It’s time to get jazzy

In the late 1800s while parts of America were stomping their feet to military marches, people in New Orleans were dancing to VooDoo Rhythms.  New Orleans was the only place that allowed for slaves to own drums.  They used European horns and the rumble of the African drums and it was like lightening meeting thunder. The local people of New Orleans took that sound and put it with music they heard in barrooms and churches. This new music was wild and jubilant. People felt free and alive, so they expressed themselves by dancing wherever they were. New Orleans is a city where people dance down the middle of the street in the day time and people would join you.
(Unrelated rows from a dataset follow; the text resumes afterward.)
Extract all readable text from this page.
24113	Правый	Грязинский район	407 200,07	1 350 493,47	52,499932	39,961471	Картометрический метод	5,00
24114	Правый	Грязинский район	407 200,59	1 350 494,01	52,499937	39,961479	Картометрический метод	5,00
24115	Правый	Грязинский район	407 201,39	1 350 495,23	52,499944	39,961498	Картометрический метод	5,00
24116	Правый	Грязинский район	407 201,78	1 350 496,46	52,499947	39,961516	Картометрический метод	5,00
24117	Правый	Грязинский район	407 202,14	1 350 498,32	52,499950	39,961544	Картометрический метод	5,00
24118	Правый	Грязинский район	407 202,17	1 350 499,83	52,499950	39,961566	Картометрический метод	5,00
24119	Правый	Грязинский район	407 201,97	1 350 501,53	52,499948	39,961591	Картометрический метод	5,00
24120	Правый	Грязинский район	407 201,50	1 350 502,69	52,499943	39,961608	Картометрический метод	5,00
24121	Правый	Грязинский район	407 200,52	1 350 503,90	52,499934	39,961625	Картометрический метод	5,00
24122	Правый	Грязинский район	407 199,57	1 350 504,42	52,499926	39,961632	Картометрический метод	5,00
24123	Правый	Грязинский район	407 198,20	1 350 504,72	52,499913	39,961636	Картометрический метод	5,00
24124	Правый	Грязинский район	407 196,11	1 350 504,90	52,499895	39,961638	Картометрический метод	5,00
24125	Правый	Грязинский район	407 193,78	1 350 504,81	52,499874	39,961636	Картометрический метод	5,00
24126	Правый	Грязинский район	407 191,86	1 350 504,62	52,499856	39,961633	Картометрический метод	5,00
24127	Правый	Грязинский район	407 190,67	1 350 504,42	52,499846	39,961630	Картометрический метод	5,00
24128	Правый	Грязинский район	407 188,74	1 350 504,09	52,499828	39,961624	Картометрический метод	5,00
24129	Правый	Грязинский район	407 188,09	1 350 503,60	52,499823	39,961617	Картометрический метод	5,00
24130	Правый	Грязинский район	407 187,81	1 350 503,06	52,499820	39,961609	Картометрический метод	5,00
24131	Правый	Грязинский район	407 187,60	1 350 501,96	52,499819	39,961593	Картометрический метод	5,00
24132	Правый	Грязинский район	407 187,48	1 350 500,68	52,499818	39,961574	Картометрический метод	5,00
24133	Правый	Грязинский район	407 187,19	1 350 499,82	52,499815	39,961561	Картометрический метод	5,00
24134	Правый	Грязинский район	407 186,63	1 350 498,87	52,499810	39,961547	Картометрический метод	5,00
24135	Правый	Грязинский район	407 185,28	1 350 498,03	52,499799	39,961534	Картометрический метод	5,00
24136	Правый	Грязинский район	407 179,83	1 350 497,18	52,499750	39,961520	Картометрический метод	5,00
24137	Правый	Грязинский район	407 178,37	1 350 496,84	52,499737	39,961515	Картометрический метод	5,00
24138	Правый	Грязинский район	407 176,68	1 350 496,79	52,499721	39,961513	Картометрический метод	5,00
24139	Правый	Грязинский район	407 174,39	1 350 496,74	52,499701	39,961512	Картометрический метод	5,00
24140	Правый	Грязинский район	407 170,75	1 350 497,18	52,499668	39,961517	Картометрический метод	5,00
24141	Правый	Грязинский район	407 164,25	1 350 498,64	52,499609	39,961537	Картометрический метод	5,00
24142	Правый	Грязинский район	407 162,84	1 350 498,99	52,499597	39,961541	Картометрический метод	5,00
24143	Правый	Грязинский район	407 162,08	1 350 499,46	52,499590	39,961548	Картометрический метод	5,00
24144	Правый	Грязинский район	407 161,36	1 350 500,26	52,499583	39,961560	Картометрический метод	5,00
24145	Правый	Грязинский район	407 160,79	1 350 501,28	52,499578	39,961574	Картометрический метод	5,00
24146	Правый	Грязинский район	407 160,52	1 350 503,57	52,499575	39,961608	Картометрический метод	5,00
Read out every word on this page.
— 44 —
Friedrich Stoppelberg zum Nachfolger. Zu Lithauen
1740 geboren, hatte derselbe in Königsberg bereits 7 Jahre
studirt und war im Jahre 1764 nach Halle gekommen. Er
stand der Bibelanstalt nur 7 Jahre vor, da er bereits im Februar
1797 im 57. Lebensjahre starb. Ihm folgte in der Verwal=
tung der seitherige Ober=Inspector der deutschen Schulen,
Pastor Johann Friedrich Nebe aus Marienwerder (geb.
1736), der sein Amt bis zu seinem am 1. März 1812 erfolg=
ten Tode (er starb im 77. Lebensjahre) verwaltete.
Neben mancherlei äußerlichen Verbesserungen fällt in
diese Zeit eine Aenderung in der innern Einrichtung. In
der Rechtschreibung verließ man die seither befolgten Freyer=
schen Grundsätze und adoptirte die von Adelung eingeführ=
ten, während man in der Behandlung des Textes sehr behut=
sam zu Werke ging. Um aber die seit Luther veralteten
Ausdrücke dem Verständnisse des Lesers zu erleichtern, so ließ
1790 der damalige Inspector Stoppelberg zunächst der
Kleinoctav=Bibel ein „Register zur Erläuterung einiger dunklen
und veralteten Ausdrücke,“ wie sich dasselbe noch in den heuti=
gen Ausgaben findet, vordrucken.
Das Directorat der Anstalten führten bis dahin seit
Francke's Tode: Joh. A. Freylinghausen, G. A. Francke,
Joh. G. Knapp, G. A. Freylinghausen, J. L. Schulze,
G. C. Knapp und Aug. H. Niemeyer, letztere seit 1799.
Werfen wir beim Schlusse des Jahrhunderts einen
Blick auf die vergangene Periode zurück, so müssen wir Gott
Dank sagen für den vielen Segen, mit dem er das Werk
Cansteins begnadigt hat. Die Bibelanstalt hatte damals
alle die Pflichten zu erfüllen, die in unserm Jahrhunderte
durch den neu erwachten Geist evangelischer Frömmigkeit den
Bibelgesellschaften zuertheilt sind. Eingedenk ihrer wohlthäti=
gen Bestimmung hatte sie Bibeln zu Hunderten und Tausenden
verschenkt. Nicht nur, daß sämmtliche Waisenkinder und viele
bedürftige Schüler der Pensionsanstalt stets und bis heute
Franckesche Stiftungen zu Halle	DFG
Jazz was produced in 1885 by Papa Jack Laine’s band in New Orleans circa when it was noted that he played with a “ragged time”. That meant that musicians played variations on the tempo to make it swing. Papa Jack Laine’s Reliance Brass Band was the training base for many white, black and creole musicians who went to pioneer Jazz in their own ensembles.  New Orleans was a place that had many different cultures, for example; French, Spanish, Caribbean and Cuban.  The split of the social classes into White, black and Creole is what influenced the making of Jazz music. Once the Jim Crow segregation laws were established, New Orleans was influenced by it as well. The Creole social class was removed and the creoles were placed under the class or Black people.

Later, a lot of African Americans and New Orleans musicians moved to Chicago. Im the 1920s, the clubs on the South side of Chicago because a place of racial mixing where the white people joined in the music. White people were able to go to black clubs, but; black people couldn’t go to any white clubs. This was because of the Jim Crow Laws.  Jazz music is often improvisational, more instrumental and has complex harmonies. There is also walking bass, scat singing, a 12 bar blues chord pattern and brass instruments involved. The social implications of Jazz were the racism, the civil rights movement, more cities were starting to become urban and the recording technology.

Important Jazz performers are Louis Armstrong, Duke Ellington, Bobby Bolden, and Ella Fitzgerald.